A U/I yellow shirt is always accompanied by a seasoned mentor who observes every signal and decision the U/I yellow shirt makes to ensure they are learning the process. The mentor shows them the importance of attention to detail while carrying out their duties as aircraft directors. Becoming a qualified plane director and wearing a yellow shirt takes most Sailors an average of three years.
"My mentor helped me become the yellow shirt I am today by allowing me make my own mistakes while correcting me along the way to make sure I learned from them," said Aviation Boatswain's Mates (Handling) 2nd Class Marcus Powell. "He taught me some valuable leadership skills and how to find a happy medium between being a great leader and aircraft director."

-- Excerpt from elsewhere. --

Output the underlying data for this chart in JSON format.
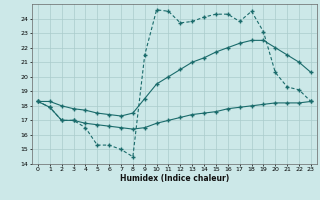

Additionally, yellow shirts are required to attend Landing Signal Enlisted School, where they learn how to launch and recover aircraft. They have to learn all the hand signals, study the manuals and get familiarized with the standard operating procedures.
During flight operations, hand signals are the only way for Sailors to communicate with each other and the pilots. The sounds of a busy flight deck, like the roar of an F-35 during take-off and landing or the spinning of helicopter blades, make speaking with one another impossible.
"Flight operations are organized chaos," said Chief Aviation Boatswain's Mates (Handling) Enrique Gerald. "It's the yellow shirts' job to make sense of it all and communicate effectively in order to get the job done safely."
The ABH community takes great pride in wearing a yellow jersey and is the only aviation community to not wear their rank visibly on their flight deck uniform.
"I'm a second class, and we can have anyone from an airman to a master chief with the same qualification," said Aviation Boatswain's Mates (Handling) 2nd Class Dion Sanders, the "tractor king," who's primarily in charge of ground support equipment. "There's a lot of manual time and studying that goes into becoming a yellow shirt, and we don't want someone to dismiss a fully-qualified aircraft director just because he's an E-4 or below. They've all done the board. They all did the training. They all know the same stuff. So we don't wear our ranks on our sleeves for that reason."
Earning a yellow jersey is a momentous occasion in the ABH community. It's not one that's given; it's one that's earned. It shows their fellow flight deck crew how seriously they take their job. As long as flight operations are being conducted, you can count on the yellow shirts being on deck to make sure it goes smoothly.